The art of loss.
It seems to me that everyone has had loss. Some handle it better than others, however the loss remains. There are movies made about it, cards for it and actual customs associated with it. However loss and how we handle it is deeply personal. It not only is a deeply intricate part of our journey, it also deeply influences our journey.
One of my favorite books written by Mitch Albom – “For One More Day”. In this book the main character has the opportunity to return to his family home and spend one more day with his mother. For him, things begin to fall back into place after making a disaster of his life and in the end there is hope for all. Albom has been criticized as being a sappy writer. Regardless of your opinion of his work I would suggest he gives us all something to think about.

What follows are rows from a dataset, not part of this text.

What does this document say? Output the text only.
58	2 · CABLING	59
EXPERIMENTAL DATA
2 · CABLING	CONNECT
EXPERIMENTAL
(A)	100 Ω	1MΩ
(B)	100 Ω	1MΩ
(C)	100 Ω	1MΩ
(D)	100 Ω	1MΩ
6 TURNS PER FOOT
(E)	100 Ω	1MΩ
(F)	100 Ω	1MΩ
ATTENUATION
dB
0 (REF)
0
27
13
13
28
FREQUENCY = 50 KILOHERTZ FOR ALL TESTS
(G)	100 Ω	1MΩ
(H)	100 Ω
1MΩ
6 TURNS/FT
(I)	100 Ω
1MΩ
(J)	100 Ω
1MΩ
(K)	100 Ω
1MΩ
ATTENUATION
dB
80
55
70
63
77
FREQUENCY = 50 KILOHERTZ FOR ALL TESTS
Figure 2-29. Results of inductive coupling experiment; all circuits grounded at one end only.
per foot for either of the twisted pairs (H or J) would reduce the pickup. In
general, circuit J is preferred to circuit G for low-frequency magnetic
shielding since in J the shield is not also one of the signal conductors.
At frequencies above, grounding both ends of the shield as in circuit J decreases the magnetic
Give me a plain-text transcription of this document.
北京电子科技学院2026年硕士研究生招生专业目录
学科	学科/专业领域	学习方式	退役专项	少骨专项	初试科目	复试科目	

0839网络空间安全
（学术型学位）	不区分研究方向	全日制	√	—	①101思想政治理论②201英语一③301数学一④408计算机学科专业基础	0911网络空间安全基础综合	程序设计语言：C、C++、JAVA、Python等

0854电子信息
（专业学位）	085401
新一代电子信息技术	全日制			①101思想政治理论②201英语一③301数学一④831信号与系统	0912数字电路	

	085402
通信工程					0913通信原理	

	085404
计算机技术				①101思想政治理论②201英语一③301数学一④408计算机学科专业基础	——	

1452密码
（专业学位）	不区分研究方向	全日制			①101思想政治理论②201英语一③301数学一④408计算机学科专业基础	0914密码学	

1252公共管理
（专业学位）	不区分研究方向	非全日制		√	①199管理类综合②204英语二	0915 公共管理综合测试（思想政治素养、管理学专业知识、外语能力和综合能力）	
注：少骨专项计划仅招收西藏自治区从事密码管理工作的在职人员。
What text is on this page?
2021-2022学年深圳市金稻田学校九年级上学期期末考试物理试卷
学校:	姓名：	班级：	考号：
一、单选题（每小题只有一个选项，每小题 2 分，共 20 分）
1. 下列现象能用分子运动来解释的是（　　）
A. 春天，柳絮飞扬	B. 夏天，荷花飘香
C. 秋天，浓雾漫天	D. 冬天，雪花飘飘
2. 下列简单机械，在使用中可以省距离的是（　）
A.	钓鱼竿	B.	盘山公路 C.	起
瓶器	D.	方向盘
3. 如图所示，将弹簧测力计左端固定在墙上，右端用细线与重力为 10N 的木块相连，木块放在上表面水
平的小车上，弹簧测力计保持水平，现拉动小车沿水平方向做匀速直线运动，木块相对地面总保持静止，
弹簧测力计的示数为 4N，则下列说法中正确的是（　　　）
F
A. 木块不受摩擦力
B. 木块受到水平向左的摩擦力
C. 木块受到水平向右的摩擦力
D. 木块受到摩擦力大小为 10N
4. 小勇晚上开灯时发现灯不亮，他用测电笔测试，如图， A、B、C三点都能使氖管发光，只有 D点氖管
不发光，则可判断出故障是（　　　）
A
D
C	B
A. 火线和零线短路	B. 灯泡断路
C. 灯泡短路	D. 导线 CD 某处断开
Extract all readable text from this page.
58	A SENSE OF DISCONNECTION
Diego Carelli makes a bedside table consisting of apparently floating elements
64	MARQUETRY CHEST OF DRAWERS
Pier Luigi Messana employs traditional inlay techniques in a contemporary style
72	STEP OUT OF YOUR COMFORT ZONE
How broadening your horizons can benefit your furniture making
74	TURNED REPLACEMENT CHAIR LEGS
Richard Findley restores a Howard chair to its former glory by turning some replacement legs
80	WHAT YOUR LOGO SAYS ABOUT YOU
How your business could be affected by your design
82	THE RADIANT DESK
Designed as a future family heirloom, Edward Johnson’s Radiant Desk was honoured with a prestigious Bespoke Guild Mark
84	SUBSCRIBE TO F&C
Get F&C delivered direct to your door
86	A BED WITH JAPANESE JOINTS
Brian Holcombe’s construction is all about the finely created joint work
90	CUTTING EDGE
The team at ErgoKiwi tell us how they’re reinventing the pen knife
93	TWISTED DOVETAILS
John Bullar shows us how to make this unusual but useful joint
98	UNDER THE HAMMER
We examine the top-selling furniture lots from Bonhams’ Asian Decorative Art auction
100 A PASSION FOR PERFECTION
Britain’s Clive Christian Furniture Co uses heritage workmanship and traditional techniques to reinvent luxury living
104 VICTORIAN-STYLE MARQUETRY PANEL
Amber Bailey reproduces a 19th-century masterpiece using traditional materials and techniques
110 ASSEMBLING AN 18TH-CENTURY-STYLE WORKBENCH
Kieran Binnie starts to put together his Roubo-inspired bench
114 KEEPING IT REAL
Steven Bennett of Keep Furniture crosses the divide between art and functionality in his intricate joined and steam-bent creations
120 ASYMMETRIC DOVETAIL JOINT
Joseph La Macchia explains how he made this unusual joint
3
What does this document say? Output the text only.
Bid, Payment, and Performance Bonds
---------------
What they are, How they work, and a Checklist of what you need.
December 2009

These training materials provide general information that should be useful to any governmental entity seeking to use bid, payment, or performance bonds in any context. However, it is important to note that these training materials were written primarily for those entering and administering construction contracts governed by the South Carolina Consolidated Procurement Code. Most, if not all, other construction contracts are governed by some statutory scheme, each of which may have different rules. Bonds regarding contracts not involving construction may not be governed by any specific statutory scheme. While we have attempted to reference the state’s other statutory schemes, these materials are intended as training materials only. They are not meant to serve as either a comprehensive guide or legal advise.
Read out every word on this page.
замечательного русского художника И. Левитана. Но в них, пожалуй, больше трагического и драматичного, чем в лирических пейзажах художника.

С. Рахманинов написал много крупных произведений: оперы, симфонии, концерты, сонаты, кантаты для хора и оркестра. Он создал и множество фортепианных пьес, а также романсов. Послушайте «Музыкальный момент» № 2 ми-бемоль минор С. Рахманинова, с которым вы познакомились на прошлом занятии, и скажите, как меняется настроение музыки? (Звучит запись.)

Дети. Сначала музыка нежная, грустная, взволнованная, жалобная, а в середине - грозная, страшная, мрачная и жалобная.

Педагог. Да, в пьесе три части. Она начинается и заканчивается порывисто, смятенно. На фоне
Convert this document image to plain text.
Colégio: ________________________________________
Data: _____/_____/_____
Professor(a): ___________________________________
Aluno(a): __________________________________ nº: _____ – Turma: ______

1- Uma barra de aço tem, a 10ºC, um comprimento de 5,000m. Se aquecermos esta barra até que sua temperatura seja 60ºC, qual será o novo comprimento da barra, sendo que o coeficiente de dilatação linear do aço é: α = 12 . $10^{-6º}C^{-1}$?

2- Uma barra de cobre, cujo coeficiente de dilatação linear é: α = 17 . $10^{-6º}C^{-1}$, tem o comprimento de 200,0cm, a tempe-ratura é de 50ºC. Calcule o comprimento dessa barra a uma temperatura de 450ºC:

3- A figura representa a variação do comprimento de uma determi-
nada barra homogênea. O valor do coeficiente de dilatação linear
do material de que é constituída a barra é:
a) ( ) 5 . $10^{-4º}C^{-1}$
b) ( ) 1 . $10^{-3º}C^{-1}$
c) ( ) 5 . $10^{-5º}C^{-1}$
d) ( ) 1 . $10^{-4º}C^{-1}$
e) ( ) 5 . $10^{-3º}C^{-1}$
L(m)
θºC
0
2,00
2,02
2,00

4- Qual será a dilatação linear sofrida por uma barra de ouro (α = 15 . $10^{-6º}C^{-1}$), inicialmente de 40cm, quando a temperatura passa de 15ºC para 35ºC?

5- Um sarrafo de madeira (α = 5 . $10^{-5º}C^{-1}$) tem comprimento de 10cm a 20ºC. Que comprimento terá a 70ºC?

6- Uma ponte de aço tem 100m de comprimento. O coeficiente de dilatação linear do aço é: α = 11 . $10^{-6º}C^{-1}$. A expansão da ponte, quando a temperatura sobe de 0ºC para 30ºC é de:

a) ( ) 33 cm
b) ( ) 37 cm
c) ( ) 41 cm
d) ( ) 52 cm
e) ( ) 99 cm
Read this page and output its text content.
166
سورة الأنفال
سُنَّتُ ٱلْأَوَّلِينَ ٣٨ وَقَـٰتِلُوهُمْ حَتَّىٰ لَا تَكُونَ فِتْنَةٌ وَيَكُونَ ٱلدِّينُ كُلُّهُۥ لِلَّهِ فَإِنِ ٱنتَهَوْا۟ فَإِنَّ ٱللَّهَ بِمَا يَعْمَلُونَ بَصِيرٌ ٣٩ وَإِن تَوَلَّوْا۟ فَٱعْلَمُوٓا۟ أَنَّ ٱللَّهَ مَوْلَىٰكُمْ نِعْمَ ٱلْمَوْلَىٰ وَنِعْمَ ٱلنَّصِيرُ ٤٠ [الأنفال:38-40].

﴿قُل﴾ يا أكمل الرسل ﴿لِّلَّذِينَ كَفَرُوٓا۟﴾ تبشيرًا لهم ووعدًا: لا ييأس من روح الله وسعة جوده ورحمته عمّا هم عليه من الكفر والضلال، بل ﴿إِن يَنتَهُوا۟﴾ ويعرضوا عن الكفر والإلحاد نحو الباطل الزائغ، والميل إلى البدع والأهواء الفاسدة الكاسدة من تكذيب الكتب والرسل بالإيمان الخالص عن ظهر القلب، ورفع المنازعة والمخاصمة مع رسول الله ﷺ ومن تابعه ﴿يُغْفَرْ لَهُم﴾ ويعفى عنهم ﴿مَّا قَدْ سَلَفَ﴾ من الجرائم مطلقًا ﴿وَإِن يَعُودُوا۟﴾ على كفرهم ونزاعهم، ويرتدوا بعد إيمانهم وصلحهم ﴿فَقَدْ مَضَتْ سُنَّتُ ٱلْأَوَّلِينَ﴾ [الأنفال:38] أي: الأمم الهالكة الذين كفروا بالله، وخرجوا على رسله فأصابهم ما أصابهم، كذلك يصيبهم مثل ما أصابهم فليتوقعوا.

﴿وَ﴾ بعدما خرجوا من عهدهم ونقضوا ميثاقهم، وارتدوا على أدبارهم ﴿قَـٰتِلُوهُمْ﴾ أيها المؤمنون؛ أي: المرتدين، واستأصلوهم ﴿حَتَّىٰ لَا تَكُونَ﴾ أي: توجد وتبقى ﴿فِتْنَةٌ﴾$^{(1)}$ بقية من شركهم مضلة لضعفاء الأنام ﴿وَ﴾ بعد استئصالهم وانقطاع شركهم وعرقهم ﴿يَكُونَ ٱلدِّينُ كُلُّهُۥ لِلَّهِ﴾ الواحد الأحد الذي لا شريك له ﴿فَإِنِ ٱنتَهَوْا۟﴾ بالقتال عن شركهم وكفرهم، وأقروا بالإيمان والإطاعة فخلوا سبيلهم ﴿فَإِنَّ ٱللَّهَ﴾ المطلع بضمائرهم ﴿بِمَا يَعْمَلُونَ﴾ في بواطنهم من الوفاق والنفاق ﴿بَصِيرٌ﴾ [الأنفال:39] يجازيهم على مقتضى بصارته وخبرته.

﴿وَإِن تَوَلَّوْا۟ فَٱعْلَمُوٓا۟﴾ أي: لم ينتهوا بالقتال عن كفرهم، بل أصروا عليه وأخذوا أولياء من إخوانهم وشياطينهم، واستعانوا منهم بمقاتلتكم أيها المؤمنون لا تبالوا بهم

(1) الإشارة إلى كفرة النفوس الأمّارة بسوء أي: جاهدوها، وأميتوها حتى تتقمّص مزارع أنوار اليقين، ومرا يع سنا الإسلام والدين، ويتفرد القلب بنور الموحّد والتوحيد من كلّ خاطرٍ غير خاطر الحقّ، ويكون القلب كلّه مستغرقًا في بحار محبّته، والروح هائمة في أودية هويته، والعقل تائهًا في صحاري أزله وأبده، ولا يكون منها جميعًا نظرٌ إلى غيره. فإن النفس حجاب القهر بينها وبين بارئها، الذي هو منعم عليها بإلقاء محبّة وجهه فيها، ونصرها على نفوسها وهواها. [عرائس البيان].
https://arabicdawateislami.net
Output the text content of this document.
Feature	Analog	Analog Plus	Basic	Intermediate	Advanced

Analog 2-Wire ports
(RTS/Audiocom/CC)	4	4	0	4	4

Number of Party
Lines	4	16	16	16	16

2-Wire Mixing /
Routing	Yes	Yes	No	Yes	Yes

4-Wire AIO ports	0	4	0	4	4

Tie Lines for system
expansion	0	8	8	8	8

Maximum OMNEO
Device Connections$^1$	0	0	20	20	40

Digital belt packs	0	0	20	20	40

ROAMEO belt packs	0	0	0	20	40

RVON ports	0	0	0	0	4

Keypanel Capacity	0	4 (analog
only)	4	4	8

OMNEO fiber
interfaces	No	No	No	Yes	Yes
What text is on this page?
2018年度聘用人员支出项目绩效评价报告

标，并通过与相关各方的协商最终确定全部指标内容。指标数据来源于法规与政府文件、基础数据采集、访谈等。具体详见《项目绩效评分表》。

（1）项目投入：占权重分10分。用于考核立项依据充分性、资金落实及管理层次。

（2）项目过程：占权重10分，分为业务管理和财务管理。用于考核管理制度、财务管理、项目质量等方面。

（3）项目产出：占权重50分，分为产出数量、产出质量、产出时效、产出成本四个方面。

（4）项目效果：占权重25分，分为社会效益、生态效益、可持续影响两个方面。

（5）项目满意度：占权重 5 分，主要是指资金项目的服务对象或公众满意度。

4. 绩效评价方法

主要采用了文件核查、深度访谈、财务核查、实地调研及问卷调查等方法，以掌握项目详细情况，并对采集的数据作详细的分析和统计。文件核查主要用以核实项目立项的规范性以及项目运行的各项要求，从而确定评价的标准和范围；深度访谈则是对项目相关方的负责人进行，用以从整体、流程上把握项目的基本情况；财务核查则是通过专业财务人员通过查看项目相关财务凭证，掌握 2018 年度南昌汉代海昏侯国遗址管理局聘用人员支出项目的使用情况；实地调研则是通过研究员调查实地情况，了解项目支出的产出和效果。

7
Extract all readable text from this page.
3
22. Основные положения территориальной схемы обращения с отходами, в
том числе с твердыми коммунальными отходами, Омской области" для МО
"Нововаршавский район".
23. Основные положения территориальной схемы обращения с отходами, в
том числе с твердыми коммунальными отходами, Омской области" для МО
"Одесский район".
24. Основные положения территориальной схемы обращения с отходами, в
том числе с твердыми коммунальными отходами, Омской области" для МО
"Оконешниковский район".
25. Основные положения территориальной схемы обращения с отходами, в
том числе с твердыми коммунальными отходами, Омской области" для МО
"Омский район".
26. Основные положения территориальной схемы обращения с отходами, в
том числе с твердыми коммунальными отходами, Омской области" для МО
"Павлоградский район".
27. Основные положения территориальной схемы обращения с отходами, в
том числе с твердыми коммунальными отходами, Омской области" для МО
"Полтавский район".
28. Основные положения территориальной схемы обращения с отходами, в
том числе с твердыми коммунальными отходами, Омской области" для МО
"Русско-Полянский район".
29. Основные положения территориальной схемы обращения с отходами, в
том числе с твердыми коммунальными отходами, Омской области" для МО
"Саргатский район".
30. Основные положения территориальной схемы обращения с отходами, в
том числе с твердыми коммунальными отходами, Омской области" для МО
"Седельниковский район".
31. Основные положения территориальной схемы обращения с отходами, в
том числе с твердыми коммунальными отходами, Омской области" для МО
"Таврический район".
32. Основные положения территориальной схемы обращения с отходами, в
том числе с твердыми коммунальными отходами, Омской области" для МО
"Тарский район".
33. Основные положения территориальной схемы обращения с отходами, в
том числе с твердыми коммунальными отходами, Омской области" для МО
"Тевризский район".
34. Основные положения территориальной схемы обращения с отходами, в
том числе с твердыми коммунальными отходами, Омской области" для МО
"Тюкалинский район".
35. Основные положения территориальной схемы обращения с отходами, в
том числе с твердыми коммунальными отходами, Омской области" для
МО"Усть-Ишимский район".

It’s been over three years since my mother left this earth. She was indeed one of the most facinating humans I have ever known. Certainly complicated, incredibly loving, intelligent, strong spirited and incredibly generous, my mother left a huge hole in my life when she died.
To be frank, I haven’t always taken the time to process how I FEEL about that.
I suppose the anticipation of Mother’s Day has raised my conciousness, or spring, or just not being able to pick up the phone and share what is going on in my life. It might be too the sudden loss of someone I truly love recently, or the lady that walked past me in the grocery store whose scent seemed nearly identical to my mothers, but today I miss her terribly.
As I sit in quiet reflection of what this is, and why it is affecting me so profoundly I am wondering exactly what I am supposed to learn today. I admit I have often wished for “one more day” with her. I also struggle to decide what exactly I would do if I had it. Nothing quite seems worthy of such a precious gift.
The great gift about faith is that I firmly believe that somehow her hand is still in my life. I believe there is more after we die. While I find it difficult to not be able to pick up the phone and call her or surprise her with flowers or her favorite chocolate, I KNOW that she is still with me. I suppose the good news is while I have lost her physical presence in my daily life but the memories, the tools of life she has given me and her example not only sustains me but gives me a sense of her daily.
No, this doesn’t negate the loss- but somehow it makes it gives me peace.
So today, the day before Mother’s Day I celebrate the gifts my mother has given me and continues to give me. I will find her in lilacs, butterflies and a beautiful presented meal. I will see her in nature, photographs and the rocking chair she rocked me in as a baby. I will feel her love as she not only loved me deeply, but taught me to love- so she clearly lives on.
If your mother is still with you, I urge you to honor her today, tomorrow and every day. None of us are perfect but love cannot be wrong. If you have lost your mom, first, I’m sorry, and secondly do your best to push away the curtains of sadness to find comfort in that which reminds you of her. She is still with you- allow the loss to turn to appreciation for the gifts you were given by her presence.
Happy Mother’s Day- it is truly a day to celebrate life.